In the six months ended June 30, 2013 and 2012, PDL received royalties from ex-U.S. based Manufacturing and Sales of three of Genentech's licensed products:
Herceptin, Avastin and Xolair. Roche, Genentech's parent company, produces Avastin and Herceptin in plants in Basel, Switzerland, and Penzberg, Germany, respectively. Roche has announced that there are new plants in Singapore for the potential production of Avastin and Lucentis.

The master patent license agreement continues until the expiration of the last to expire of our Queen et al. patents but may be terminated: (i) by Genentech prior to such expiration upon sixty days written notice, (ii) by either party upon a material breach by the other party or (iii) upon the occurrence of certain bankruptcy-related events.

On June 8, 2012, Genentech announced that the U.S. Food and Drug Administration approved Perjeta (pertuzumab). Perjeta is approved in combination with Herceptin and docetaxel chemotherapy for the treatment of people with HER2-postive metastatic breast cancer who have not received prior anti-HER2 therapy or chemotherapy for metastatic disease.
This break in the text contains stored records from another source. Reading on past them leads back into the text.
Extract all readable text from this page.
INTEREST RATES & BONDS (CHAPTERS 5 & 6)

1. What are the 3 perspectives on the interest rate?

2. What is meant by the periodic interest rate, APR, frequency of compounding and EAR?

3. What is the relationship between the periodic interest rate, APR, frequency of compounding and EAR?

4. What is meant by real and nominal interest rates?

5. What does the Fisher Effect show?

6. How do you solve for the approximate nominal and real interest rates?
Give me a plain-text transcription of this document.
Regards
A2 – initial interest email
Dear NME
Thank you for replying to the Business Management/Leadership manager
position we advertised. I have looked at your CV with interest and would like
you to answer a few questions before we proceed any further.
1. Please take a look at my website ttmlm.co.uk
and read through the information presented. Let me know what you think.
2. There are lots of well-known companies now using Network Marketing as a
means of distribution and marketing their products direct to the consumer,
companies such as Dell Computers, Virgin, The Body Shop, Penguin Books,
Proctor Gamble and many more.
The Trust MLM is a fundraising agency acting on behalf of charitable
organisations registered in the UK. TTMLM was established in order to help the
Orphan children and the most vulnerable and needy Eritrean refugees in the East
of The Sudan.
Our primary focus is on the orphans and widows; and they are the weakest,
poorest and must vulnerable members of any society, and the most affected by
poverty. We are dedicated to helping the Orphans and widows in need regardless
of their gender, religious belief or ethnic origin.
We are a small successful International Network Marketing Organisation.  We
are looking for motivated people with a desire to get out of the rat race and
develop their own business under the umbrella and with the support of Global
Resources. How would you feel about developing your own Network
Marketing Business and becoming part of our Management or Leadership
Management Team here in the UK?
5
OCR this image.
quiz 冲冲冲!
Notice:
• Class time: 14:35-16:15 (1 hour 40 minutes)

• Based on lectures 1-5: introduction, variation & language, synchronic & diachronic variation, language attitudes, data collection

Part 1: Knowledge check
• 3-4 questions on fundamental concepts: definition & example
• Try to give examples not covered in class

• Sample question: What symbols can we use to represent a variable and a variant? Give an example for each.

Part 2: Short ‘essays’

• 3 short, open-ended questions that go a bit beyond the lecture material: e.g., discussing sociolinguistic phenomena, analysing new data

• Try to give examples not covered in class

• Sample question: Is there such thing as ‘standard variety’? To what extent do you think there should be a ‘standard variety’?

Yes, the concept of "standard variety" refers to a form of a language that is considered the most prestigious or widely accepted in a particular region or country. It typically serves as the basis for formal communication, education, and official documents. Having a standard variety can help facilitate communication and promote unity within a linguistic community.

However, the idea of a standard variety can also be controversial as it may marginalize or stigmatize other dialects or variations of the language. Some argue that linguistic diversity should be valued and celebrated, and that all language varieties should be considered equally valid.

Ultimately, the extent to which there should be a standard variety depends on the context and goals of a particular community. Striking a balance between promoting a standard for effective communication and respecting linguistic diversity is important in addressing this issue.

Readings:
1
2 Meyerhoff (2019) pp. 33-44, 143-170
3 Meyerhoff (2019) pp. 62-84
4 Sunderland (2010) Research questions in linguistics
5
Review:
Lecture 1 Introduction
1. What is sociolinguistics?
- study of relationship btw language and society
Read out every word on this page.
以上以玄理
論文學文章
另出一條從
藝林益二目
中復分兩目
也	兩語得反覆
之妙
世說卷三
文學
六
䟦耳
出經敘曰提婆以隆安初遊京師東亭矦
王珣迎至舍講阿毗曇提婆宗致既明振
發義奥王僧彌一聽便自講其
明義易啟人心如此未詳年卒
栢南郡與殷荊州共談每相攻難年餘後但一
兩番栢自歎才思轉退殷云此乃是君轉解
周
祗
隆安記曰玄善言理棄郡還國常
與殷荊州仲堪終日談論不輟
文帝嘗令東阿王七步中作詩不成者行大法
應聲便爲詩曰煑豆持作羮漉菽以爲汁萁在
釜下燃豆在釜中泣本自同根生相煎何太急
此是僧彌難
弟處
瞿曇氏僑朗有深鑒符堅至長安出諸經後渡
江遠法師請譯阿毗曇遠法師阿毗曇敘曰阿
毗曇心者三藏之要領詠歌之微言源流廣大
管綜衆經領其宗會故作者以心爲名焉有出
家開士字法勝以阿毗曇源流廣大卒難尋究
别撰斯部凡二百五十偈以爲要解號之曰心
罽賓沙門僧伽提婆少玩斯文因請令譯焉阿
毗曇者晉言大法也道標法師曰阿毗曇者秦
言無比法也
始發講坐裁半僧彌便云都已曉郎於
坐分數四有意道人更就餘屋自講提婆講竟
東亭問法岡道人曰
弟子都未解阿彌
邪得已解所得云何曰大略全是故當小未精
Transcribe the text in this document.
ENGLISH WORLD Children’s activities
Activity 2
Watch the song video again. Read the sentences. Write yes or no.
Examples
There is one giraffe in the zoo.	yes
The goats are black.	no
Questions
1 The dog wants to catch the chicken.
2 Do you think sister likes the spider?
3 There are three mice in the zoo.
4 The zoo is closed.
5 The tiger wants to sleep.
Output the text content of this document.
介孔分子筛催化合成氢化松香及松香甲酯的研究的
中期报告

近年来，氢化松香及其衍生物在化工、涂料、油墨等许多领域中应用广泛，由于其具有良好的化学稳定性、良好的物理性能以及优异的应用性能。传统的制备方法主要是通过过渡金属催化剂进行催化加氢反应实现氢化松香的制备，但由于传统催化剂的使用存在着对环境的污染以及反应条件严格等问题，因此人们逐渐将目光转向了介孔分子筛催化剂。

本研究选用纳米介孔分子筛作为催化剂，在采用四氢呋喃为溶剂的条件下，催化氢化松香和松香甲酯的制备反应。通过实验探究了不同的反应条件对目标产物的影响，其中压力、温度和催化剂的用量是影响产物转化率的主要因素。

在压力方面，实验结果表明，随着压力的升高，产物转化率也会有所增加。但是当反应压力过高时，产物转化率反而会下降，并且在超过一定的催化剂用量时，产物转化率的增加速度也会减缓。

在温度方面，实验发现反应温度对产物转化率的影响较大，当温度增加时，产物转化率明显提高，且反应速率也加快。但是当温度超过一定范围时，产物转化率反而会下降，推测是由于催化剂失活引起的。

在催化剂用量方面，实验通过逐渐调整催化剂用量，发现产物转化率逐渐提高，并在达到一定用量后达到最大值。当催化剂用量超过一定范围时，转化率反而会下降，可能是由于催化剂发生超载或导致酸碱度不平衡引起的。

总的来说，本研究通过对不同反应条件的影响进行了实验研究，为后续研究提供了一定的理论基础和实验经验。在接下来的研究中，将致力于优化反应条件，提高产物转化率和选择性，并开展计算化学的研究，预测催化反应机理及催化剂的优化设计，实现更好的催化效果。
PDL began receiving royalties generated from Perjeta during the quarter ended September 30, 2012.

On March 5, 2013, Genentech announced that Perjeta was approved by the EMA in combination with Herceptin and docetaxel chemotherapy for the treatment of people with HER2-postive metastatic breast cancer who have not received prior anti-HER2 therapy or chemotherapy for metastatic disease.


On February 22, 2013, Genentech announced that the FDA approved Kadcyla for second line treatment of HER2-positive metastatic breast cancer and first line treatment for those patients who relapse within six months following adjuvant therapy. Roche has submitted a Marketing Authorization Application to other regulatory authorities around the world, including the EMA, for Kadcyla for the treatment of people with HER2-positive metastatic breast cancer. This application is currently under review by the EMA. PDL began receiving royalties in the second quarter of 2013 for the sales that occurred in the first quarter of 2013. Because Kadcyla is an antibody drug conjugate, i.e., made up of the antibody, trastuzumab, and the chemotherapy, DM1, joined together using a stable linker, it is a "combination product" under the terms of the license agreement and PDL will not receive royalties on that portion of the sales of the drug attributable to the DM1.

In 2010 we initiated an audit of Genentech related to its payment of royalties for the period 2007-2009. KPMG, who Genentech and PDL agreed would be the independent auditor for this purpose, concluded that, based on the information available to it, Genentech may have underpaid royalties during the audited period. Genentech disagrees with KPMG's conclusions. Since we have been unable to resolve this matter with Genentech, we filed a Notice of Arbitration on June 7, 2013, against Genentech alleging that Genentech underpaid royalties going back to at least 2007 and impeded our attempts to have Genentech's books and records inspected to determine whether Genentech's past payments to PDL were accurately calculated. The outcome of this arbitration is uncertain, and we may not be successful in our allegations.